"Alias," AKA Canceled

ABC announces Jennifer Garner spy series will end its run in May after five seasons

By Joal Ryan Nov 24, 2005 1:45 AMTags

Some spies are felled by poison darts. For Sydney Bristow, the culprit was the curse of Mork & Mindy.

Bristow went down Wednesday, with ABC confirming what the Nielsen ratings had been saying all season: Alias is done.

The Emmy-winning action-spy series that made a brand-name star of Jennifer Garner will air its final episode in May, the network said.

Alias' exit makes it the latest series to meet its end on ABC in the 8 p.m., Thursday time slot. No scripted show has survived more than a year there since Mork & Mindy was canceled in 1982. Claire Danes (My So-Called Life), James Denton (Threat Matrix) and Benjamin Bratt (Knightwatch) are among the stars who needed other vehicles--and time slots--to achieve more lasting success.

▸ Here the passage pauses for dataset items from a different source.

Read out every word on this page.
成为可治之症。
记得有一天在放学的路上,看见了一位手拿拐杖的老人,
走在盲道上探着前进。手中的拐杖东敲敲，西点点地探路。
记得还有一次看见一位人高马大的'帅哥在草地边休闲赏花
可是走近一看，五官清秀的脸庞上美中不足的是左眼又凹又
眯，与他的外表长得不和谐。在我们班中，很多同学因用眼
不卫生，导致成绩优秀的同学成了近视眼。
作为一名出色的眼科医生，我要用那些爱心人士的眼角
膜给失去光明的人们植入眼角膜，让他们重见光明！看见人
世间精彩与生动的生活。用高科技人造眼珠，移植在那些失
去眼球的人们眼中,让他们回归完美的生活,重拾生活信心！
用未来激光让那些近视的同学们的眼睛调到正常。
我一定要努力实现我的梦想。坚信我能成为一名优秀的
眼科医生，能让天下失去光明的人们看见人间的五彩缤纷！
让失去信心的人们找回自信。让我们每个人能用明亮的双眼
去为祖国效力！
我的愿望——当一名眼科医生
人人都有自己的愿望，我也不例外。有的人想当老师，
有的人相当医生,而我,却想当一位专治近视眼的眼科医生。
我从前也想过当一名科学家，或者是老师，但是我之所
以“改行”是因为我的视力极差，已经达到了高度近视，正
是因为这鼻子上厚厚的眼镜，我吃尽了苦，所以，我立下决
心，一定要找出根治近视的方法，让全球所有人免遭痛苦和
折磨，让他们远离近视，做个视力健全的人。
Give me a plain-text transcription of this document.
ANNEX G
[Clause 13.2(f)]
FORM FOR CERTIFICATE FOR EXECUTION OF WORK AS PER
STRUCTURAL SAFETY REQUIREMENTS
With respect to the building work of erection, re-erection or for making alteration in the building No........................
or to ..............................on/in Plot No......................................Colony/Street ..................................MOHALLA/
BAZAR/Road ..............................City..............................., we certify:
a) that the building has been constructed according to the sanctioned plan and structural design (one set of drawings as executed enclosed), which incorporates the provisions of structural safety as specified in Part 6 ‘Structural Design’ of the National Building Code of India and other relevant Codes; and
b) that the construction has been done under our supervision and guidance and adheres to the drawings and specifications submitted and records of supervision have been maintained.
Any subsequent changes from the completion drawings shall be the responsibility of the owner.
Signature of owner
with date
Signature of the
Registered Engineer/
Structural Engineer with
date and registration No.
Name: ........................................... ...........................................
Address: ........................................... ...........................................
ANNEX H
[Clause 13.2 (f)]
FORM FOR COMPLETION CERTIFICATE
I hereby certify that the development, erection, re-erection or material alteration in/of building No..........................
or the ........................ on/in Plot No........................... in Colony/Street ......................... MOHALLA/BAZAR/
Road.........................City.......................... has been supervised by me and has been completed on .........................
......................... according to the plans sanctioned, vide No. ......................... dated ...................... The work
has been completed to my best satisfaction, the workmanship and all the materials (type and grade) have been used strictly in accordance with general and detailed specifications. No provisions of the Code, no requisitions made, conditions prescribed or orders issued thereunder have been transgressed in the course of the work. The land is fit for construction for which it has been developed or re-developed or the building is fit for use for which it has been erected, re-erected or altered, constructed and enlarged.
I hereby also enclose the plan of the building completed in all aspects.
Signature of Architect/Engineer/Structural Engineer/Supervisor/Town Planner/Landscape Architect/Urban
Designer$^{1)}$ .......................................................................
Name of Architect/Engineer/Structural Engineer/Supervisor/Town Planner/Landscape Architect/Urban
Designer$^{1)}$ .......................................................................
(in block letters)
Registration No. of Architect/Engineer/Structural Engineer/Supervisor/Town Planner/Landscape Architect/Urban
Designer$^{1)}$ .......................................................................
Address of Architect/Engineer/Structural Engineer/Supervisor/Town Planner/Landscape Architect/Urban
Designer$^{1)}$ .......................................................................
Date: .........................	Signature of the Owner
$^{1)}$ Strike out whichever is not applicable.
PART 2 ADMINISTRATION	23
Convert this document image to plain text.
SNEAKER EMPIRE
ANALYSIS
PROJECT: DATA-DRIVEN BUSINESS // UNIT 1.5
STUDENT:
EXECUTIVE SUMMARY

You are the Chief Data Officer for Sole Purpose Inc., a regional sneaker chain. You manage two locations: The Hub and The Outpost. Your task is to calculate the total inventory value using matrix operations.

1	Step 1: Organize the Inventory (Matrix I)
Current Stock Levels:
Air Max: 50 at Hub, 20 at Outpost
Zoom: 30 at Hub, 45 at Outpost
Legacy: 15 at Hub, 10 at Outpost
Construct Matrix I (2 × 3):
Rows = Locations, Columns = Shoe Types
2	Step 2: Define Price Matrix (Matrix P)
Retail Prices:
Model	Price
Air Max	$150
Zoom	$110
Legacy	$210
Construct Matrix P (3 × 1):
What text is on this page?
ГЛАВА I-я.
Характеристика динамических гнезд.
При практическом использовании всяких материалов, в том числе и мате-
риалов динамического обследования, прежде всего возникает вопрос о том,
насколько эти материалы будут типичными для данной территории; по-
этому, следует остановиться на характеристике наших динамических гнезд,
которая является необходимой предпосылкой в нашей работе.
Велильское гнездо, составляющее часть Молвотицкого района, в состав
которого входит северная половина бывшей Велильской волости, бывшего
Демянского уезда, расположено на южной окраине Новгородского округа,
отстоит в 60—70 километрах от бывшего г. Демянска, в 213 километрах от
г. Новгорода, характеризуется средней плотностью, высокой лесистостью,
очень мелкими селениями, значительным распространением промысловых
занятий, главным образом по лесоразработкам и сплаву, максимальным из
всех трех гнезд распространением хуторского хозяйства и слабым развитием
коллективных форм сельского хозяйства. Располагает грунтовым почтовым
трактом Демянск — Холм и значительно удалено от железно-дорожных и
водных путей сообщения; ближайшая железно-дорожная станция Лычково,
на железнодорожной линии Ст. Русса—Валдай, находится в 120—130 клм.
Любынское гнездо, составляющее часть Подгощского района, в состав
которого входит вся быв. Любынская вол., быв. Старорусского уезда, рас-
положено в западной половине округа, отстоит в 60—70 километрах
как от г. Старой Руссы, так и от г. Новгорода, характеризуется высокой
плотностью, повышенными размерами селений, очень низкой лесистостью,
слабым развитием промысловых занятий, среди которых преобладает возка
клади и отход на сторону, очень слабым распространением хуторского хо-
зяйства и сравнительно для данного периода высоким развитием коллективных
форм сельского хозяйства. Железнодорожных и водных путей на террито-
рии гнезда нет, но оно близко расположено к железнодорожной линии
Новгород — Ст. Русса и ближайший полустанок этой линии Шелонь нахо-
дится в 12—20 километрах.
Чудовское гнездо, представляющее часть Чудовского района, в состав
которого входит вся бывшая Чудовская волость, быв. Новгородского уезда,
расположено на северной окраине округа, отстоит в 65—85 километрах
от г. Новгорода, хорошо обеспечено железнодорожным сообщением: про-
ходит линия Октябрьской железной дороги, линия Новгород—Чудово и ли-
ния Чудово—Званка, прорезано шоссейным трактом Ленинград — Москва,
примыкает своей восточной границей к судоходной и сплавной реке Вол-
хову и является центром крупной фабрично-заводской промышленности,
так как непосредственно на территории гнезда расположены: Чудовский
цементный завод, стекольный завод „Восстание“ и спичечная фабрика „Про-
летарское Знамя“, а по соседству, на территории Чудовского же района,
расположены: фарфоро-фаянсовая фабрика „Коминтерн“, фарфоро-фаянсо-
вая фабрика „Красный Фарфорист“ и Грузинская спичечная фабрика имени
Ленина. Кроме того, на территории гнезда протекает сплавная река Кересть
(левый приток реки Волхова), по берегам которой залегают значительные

ABC moved Alias to Thursday nights on the heels of its most successful season ever airing on Wednesday nights after Lost. And so a show that averaged more than 10 million viewers became a show that averages about 7 million viewers. Not that ABC didn't have its reasons for throwing Alias to the sharks. For one, Invasion is pulling slightly bigger numbers in its freshman year on Wednesday nights than Alias was pulling in its fourth year. And for another, Alias just looked like a show that was about done with its mission.

Garner got pregnant, necessitating a jump-the-shark story line in which her Bristow alter ego got pregnant, too; and, creator J.J. Abrams got Tom Cruise, landing a gig writing and directing Mission: Impossible 3.

Even with the writing on the wall in big, bold letters, Alias executive producer Jeff Pinkner said in a statement that the crew was "very saddened to face reality that Alias is coming to an end." He promised a "surprising" and "thrilling" finale.

Not scheduled to air for the remainder of November sweeps, Alias will return with new episodes in December, before taking an eight-week break starting in January--the better to allow Garner, due to deliver her and husband Ben Affleck's first child any week now, some down time. The show will return in March and run through the end of the season.

Technically, ABC did not uncharitably cancel Alias on the day before Thanksgiving. Rather, under the cover of long holiday weekend media darkness, it announced that the "countdown to [the] Alias series finale" could begin.

Alias, which premiered on ABC on Sept. 30, 2001, joins the WB's 7th Heaven as long-running series bowing out in May.

In other departure news, E! Online television columnist Kristin Veitch reported Wednesday that CBS has pulled the plug on freshman sci-fi series Threshold. The show ran a distant third in its time slot on Tuesday night.